Diffusée en 2024, Dark Matter s’impose comme une œuvre de science-fiction émouvante et introspective. Plus qu’un thriller quantique, la série, qui va avoir droit à une saison 2, explore la mécanique intime des regrets, du choix amoureux et de cette tentation universelle: imaginer la vie qui aurait pu être.

Si l’on pouvait ouvrir une porte vers la vie qu’on n’a pas vécue, qui oserait y entrer? Dark Matter prend cette question au pied de la lettre et la transforme en vertige intime. Pas avec des explosions ni des paradoxes en cascades: avec un malaise sourd, un doute persistant, et cette sensation familière que le bonheur n'est jamais garanti, même dans les mondes où tout semblait “mieux”.

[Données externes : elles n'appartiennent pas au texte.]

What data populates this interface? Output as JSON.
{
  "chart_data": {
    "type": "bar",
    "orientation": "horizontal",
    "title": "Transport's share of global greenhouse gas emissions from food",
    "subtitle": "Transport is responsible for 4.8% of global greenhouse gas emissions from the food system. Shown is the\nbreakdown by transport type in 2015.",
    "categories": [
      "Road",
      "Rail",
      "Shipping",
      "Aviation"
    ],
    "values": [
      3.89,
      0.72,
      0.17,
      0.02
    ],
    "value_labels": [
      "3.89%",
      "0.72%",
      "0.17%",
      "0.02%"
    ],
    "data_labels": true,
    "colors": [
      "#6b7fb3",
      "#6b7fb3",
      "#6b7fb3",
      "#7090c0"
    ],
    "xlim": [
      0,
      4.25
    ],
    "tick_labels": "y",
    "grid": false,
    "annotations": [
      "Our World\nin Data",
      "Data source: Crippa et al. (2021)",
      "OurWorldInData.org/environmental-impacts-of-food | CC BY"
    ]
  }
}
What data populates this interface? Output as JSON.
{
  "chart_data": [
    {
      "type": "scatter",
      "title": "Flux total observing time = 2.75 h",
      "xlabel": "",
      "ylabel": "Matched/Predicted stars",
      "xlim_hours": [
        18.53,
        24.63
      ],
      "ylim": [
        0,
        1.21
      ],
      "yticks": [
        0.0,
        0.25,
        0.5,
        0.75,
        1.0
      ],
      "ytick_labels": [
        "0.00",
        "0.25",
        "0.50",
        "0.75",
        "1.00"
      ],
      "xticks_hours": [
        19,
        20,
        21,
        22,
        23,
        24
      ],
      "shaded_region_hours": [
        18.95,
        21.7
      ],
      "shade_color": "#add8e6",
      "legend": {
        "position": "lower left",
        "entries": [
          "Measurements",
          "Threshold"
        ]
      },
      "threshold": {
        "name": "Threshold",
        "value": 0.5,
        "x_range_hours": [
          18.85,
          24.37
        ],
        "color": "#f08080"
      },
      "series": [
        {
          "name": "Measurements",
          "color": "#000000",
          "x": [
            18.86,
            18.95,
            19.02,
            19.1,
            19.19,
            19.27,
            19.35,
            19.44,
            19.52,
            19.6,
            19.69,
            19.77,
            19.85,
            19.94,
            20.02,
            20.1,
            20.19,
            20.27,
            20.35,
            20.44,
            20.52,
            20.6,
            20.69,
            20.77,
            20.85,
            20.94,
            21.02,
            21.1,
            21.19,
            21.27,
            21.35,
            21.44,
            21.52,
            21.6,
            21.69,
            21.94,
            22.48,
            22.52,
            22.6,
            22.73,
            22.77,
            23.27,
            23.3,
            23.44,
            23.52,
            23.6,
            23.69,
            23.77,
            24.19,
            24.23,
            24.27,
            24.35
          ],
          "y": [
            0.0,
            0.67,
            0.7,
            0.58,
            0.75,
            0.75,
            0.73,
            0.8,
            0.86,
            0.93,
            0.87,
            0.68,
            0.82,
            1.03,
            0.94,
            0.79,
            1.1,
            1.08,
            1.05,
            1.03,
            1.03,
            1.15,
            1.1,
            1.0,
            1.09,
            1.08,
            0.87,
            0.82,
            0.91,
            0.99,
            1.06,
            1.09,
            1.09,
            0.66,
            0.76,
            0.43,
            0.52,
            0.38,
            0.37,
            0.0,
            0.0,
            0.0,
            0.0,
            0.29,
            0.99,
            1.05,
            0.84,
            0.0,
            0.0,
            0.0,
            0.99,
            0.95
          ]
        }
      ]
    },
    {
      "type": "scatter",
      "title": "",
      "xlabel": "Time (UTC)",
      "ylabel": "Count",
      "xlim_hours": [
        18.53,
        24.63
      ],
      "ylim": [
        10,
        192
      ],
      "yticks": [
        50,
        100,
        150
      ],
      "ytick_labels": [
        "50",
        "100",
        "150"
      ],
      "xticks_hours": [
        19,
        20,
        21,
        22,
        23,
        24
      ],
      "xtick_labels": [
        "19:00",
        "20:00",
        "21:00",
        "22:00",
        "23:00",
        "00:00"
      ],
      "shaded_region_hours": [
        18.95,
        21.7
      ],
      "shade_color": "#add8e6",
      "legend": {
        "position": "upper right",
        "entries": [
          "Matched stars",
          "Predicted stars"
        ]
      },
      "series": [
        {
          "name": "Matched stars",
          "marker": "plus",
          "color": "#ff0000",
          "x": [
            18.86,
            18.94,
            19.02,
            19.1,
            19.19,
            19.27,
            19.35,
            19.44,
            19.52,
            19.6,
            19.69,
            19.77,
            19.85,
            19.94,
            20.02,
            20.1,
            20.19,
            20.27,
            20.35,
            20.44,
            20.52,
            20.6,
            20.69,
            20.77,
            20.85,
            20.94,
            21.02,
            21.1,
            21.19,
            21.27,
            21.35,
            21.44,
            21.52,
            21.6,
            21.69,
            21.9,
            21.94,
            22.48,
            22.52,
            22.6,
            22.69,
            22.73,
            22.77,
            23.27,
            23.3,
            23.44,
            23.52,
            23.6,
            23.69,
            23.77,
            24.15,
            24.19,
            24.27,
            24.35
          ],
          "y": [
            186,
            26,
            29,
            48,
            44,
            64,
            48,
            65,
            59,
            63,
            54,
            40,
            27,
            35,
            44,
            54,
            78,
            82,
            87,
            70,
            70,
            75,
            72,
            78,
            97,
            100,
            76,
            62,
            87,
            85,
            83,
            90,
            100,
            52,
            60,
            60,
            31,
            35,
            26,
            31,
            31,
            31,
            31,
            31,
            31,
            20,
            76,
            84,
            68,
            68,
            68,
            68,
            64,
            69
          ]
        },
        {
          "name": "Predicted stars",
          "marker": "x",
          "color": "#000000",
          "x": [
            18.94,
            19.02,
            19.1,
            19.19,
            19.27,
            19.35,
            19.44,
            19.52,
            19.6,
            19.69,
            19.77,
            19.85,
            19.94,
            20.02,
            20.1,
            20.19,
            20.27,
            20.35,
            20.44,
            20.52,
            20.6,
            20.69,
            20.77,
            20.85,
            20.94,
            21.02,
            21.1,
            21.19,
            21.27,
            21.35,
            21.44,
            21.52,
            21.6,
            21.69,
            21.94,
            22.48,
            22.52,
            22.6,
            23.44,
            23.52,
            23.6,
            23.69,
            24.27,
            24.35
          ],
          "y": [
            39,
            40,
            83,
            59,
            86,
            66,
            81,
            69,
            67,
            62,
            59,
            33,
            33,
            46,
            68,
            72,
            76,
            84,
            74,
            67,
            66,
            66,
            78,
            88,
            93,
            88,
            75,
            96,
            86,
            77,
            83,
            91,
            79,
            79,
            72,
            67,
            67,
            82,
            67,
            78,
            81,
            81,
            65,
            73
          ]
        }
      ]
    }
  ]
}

Jason est professeur de physique à Chicago. Marié à Daniela, père d’un adolescent, il mène une existence ordinaire, marquée par un amour réel, parfois froissé par le quotidien, et par une douleur sourde: la perte d’un deuxième enfant. Une vie imparfaite, fragile, mais profondément vécue. Jusqu’au soir où il est confronté à la version de lui-même qu’il n’a jamais été.

Son double, scientifique brillant ayant sacrifié l’amour au profit de la carrière, a découvert le moyen de voyager entre les réalités. Rongé par le regret, il décide de récupérer la vie qu’il pense mériter. Il assomme le Jason “prof”, l’envoie dans sa propre réalité aseptisée par le succès, et prend sa place auprès de Daniela et de leur fils. Un geste terriblement humain, mais moralement abyssal: voler non pas une identité, mais un passé, une intimité, une histoire.

Une idée simple et bouleversante: la vie parfaite n'existe pas

À partir de là, Dark Matter avance comme un thriller psychologique habité par le doute, l’effroi discret, et la beauté fragile des liens qu’on croit acquis. Chaque monde croisé devient une métaphore: de la solitude, du chaos, de la peur, ou de cette vie “presque parfaite” qui finit par révéler ses propres fissures. La mise en scène nocturne, élégante, presque contemplative, suit cette errance intérieure où chaque décision ouvre un univers parallèle.

Joel Edgerton surprend dans un rôle multiple tout en nuance, celui d'un homme ordinaire attaché à son foyer d'un côté, scientifique obsédé par la réussite de l'autre. Jennifer Connelly, magnétique, incarne une Daniela forte, intuitive, touchante, qui ressent les dissonances sans pouvoir les nommer. La série réussit ainsi son pari le plus ambitieux: rendre le multivers émotionnel, palpable, au lieu de théorique.

Au fil des épisodes, Dark Matter explore une idée simple et bouleversante: la vie parfaite n’existe pas. Pas plus que l’autre version de nous-mêmes ne serait nécessairement plus heureuse. À quoi bon fantasmer les chemins non empruntés quand ceux que l’on vit, imparfaits, sont peut-être précisément ce qui nous définit?

La dernière partie de saison, plus nerveuse, multiplie les Jason et joue avec les codes du thriller. Certains spectateurs pourront se sentir un instant déboussolés par les règles du multivers, explicitées sans insister lourdement. Mais la série ne cherche pas à piéger: elle interroge, elle inquiète, elle émeut. Et surtout, elle reste fidèle à son cœur battant: l’amour, la perte, les choix qui nous façonnent.

Et la suite?

Une saison 2 est déjà confirmée pour 2026. Joel Edgerton, qui incarne Jason, a donné un avant-goût de la direction prise: "La saison 2 de Dark Matter ausculte la responsabilité de la création et ses ramifications..."

Une promesse d’aller encore plus loin dans les conséquences morales et existentielles du multivers, au-delà du simple vertige des possibles.